Norepinephrine use in patients after cardiac surgery is controversial because of the fear that norepinephrine might decrease kidney function through regional vasoconstriction. Accordingly, we studied the renal effects of norepinephrine use for hypotensive vasodilatation after cardiac surgery. Retrospective controlled study in the cardiothoracic ICU of tertiary hospital. PATIENTS. 100 cardiac surgery patients with post-operative hypotensive vasodilatation and 100 control cardiac surgery patients. Treatment of hypotension (MAP<70 mmHg) with continuous norepinephrine infusion.

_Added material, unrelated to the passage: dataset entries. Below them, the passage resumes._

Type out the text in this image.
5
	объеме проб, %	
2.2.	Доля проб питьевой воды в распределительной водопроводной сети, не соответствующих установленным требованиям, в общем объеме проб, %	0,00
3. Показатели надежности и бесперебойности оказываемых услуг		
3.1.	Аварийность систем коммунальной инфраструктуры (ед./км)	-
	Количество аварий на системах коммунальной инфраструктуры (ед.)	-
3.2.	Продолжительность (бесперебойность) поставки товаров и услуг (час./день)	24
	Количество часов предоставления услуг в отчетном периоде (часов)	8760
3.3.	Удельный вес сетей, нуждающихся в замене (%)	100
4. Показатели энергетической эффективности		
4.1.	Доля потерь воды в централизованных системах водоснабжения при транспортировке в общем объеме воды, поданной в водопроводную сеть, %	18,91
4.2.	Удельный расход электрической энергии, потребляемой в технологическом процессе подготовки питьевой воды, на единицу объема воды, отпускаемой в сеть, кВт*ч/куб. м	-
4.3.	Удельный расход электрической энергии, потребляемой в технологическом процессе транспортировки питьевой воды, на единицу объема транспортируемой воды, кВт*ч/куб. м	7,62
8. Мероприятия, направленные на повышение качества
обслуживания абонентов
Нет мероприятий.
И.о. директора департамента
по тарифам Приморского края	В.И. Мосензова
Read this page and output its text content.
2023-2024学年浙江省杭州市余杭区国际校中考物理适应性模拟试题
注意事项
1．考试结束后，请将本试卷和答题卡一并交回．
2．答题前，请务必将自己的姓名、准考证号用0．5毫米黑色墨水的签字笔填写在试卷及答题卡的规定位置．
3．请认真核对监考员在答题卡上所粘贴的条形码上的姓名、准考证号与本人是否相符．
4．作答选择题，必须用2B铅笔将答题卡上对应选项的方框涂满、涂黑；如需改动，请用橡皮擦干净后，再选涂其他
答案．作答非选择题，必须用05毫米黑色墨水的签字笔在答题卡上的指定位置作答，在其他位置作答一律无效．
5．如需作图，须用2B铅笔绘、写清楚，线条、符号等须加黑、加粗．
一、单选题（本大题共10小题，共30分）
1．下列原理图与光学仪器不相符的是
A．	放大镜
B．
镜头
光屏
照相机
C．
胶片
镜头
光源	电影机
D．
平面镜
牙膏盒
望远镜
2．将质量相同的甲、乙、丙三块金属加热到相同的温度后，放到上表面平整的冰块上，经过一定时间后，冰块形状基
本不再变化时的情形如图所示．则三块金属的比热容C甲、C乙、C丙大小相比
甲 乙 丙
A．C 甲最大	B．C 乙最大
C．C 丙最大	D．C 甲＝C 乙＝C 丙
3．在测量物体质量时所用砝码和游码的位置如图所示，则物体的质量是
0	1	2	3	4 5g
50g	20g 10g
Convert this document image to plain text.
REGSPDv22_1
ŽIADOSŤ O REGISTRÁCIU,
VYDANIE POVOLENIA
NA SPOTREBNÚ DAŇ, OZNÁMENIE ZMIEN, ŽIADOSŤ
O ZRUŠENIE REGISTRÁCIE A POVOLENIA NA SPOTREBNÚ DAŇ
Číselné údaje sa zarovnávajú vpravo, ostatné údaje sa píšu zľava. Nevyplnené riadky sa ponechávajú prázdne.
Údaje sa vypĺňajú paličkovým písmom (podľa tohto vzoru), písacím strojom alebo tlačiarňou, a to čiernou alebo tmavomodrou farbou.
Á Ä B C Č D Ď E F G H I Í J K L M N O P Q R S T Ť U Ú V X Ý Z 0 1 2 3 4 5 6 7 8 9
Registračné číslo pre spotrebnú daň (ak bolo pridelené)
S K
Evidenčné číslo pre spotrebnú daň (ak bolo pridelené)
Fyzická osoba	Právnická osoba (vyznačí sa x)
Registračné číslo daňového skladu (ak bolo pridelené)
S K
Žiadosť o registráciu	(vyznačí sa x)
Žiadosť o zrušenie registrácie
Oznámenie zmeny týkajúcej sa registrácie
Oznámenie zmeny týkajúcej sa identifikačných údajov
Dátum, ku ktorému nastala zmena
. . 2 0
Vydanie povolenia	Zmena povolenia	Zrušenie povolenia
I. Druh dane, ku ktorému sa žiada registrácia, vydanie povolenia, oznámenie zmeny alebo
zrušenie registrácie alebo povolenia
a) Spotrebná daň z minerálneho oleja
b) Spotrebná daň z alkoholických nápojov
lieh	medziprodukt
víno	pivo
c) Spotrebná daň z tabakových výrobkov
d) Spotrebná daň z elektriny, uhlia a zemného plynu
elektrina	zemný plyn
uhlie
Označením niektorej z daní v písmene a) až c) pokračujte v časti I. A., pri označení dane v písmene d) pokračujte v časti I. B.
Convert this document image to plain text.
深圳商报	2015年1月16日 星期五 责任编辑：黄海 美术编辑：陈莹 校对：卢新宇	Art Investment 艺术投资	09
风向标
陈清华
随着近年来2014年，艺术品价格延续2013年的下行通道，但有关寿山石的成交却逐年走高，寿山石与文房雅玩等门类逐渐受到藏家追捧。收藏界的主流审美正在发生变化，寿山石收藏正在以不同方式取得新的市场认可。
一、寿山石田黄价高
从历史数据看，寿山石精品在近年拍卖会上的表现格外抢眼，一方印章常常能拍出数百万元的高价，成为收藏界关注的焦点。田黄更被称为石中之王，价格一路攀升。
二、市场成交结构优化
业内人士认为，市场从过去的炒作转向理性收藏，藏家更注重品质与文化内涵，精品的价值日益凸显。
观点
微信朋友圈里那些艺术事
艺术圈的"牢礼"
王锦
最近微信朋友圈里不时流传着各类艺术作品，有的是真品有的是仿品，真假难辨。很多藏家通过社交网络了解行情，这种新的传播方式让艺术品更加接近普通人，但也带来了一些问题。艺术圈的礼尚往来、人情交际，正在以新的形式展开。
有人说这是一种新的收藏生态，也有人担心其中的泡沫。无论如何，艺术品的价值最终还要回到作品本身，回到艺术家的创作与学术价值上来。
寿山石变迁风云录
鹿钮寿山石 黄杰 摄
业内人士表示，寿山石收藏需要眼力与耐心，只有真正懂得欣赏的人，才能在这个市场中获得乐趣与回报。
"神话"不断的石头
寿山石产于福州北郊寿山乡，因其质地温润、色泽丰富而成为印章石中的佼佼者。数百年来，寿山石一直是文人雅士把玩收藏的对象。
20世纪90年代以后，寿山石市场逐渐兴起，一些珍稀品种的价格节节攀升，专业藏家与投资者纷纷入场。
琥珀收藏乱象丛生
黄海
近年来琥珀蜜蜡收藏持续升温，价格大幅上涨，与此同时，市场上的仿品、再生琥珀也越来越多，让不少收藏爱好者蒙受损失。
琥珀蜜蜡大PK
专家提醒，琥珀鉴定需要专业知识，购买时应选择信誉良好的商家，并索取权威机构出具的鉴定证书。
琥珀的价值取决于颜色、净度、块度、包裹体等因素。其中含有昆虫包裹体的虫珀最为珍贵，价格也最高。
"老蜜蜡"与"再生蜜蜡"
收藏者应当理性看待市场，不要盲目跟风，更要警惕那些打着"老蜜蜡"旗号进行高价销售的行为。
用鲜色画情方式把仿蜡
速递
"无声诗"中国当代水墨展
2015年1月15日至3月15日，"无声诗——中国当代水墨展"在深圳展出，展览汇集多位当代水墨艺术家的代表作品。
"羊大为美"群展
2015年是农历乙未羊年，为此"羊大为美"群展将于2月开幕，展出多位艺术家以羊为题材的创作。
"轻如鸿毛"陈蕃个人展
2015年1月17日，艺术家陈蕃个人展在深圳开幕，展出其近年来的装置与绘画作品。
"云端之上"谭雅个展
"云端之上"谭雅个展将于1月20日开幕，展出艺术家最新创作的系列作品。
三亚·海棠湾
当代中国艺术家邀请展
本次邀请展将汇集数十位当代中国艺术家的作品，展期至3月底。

We collected data on demographic and surgical characteristics, haemodynamics, serum creatinine and mortality. Just after surgery the norepinephrine group had a significantly higher mean central venous pressure, lower mean arterial pressure, and lower systemic vascular resistance index with a similarly elevated mean cardiac index. Despite norepinephrine administration at a mean peak dose of 7.3+/-6.4 micro g/min the mean post-operative change in creatinine was not different between two groups on days 0, 2 or 4 after surgery. Norepinephrine does not increase post-operative serum creatinine concentrations in patients with hypotensive vasodilatation after cardiac surgery. Concerns related to its potential adverse effects on the kidney function in this setting appear unjustified.